Whereas making ready her undergraduate thesis exhibition at Parsons Faculty of Design in 2022, Angela Fang Zirbes craved one thing completely different. She was working with conventional brushwork on canvas however was dissatisfied with the method’s capability to attain heightened distinction. By the way, her pet rabbit of 13 years additionally died that autumn.
“She had been with me through some of my most formative years, and her death had a deep impact on me,” Fang Zirbes says. “I began thinking a lot about my upbringing and family history in Iowa, and I started working from a lot of old black-and-white family photographs as well as found imagery from around my hometown.”
Drawing on the monochrome snapshots, Fang Zirbes started to make use of graphite, then later dabbling in airbrush. She says, “The black-and-white style enabled me to reference the aged photographs and learn how to portray light and shadow in a new way.”
The paint clings to the feel of uncooked canvas, making a velvety texture of deep blacks juxtaposed with extremely outlined, masked edges. “It mirrors the content of my work,” the artist says, “where my compositions are sharp with fear and nervousness but the subjects and settings firstly appear strangely friendly.”

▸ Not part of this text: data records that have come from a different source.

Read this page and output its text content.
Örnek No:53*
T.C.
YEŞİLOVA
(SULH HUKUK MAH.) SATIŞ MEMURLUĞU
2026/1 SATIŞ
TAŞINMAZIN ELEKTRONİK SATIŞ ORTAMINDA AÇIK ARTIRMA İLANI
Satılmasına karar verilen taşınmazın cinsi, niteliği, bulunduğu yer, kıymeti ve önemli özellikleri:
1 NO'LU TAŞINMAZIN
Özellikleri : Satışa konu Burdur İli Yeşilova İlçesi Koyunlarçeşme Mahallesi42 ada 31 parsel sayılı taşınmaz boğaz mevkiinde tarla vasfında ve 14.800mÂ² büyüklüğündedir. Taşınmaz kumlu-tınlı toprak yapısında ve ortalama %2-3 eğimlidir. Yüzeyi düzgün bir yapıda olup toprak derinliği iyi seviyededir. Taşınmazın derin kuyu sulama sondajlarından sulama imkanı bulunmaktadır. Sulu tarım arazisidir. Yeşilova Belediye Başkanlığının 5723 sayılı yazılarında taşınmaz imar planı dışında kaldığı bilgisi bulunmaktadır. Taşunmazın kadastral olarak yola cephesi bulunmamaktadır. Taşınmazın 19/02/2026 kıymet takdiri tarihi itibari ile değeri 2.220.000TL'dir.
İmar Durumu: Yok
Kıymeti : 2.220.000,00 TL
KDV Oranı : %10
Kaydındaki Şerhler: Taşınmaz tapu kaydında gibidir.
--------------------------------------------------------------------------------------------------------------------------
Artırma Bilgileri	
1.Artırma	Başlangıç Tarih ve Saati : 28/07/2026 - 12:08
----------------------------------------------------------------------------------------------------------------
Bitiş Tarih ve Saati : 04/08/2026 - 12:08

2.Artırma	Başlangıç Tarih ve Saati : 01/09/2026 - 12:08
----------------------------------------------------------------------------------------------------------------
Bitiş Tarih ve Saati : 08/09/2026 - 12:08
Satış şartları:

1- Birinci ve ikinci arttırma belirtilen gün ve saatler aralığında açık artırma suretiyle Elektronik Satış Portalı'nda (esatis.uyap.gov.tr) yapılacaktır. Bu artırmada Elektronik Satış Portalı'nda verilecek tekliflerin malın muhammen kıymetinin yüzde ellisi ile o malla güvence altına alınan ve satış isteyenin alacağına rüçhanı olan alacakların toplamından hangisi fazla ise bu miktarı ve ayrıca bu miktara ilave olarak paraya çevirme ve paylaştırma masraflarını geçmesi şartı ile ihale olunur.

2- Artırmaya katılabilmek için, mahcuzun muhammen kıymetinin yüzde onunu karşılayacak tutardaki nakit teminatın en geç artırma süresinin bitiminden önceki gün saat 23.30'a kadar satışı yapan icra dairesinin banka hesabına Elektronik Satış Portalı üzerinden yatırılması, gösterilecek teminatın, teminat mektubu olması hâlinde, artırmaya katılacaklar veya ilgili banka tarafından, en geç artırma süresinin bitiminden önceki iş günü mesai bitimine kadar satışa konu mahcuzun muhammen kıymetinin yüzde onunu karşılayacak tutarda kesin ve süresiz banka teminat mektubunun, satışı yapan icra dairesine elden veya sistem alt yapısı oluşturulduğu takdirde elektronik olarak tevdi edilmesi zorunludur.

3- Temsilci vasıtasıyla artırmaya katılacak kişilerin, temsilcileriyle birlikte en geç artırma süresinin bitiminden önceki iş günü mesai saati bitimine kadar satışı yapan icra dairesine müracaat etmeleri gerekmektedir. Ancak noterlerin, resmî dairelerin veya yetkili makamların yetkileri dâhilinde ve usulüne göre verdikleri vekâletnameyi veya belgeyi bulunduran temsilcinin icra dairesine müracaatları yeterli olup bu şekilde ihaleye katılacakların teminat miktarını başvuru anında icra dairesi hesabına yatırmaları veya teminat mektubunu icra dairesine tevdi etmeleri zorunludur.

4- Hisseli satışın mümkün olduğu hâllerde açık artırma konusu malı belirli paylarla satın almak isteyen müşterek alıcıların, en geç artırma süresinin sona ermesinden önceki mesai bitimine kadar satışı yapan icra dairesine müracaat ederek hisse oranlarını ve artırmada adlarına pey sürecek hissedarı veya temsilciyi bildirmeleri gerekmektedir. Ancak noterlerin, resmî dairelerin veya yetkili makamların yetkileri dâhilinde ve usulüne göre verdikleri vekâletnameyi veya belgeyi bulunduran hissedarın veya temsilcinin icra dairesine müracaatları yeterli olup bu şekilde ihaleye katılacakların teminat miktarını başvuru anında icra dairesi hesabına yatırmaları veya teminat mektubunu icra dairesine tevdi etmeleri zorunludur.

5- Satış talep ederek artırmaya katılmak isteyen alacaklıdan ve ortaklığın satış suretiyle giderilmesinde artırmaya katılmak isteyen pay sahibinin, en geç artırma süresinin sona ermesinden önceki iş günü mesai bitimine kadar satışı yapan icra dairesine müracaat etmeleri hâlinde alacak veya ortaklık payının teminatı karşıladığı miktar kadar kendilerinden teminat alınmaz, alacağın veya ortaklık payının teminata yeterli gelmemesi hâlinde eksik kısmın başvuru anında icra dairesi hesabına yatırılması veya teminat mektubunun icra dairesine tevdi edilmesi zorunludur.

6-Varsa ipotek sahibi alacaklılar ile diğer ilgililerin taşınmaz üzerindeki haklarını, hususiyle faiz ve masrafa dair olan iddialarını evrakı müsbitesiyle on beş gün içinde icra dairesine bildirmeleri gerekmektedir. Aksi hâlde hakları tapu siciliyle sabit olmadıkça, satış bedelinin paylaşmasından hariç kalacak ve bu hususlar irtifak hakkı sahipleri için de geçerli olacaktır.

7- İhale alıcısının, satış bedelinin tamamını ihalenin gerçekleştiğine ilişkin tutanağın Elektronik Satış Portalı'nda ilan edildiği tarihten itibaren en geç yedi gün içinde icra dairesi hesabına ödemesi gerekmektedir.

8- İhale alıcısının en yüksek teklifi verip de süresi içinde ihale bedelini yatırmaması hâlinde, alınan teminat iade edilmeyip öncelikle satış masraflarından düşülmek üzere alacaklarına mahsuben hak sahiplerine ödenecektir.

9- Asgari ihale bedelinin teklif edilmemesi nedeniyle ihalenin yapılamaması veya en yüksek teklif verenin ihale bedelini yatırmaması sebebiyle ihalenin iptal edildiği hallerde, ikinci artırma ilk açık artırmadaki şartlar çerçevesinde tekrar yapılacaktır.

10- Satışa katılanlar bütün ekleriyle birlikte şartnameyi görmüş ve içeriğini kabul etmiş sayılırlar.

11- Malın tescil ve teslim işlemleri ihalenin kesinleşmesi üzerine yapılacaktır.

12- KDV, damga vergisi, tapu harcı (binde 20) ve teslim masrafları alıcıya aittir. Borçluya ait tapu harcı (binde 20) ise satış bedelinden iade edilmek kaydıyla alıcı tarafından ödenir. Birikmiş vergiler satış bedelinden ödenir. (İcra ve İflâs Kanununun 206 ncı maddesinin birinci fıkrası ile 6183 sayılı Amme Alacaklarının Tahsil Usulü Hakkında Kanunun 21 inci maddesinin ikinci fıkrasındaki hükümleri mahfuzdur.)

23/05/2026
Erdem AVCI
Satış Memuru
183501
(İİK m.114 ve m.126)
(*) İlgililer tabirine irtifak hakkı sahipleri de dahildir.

Fang Zirbes’s course of revolves round world-building, connecting references in each composition to her private historical past or recurring goals. “I believe this recurrence has a meaning that is rooted in my childhood memories or calls back to my past and how it impacts me today,” she says. “For example, I was always around rabbits and formed a special affection for them, which explains why I find myself painting rabbits over and over again when thinking about my upbringing.”
Home gadgets like Chinese language pickle jars, lamps, couches, or stitching scissors seem inside wallpapered rooms that faucet into the artist’s house or her grandparents’ home in rural Iowa. “They are a combination of influences from both my American family and my Chinese family, as well as the Midwest which has its own unique culture that has had an effect on me,” she says.

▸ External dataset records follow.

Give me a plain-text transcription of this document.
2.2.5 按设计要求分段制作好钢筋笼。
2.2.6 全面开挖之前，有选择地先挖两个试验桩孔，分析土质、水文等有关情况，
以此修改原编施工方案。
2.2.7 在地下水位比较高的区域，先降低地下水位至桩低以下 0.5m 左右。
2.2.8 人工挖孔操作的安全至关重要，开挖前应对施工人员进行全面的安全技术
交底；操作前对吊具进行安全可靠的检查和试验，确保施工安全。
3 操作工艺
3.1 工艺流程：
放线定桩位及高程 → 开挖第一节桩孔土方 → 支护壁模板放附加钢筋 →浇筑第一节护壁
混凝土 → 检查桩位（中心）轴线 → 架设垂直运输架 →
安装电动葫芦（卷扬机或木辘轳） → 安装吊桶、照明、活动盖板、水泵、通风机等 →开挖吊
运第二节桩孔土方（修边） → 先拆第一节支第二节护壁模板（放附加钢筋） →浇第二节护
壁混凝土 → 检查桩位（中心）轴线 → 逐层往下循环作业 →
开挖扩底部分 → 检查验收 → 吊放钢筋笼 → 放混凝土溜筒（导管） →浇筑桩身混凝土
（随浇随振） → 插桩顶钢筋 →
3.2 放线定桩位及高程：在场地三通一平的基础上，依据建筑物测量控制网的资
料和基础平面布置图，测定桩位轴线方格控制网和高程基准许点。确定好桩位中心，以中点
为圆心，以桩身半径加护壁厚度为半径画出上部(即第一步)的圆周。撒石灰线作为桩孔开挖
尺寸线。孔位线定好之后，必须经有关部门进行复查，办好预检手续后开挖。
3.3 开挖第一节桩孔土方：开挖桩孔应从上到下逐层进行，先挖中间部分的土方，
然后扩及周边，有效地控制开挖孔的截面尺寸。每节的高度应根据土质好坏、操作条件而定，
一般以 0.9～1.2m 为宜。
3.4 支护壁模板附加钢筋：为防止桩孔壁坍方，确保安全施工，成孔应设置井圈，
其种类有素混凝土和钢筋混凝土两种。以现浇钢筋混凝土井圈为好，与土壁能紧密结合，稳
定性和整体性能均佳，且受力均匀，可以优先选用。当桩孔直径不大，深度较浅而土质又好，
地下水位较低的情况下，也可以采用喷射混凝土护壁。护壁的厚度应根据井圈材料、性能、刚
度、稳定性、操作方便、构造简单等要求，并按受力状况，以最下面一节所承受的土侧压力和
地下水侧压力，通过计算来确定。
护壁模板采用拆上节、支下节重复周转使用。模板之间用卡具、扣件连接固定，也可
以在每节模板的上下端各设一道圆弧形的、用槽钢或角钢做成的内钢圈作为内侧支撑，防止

Fang Zirbes is working towards a solo exhibition scheduled to open in March at Hashimoto Up to date, which represents within the artist, in New York. “I’m continuing my monochromatic work about my upbringing in Iowa, but I’m introducing a new focus around the supernatural and American theories surrounding ghosts and hauntings. It’s a concept I’ve been researching over this last year and I can’t wait to see it through.”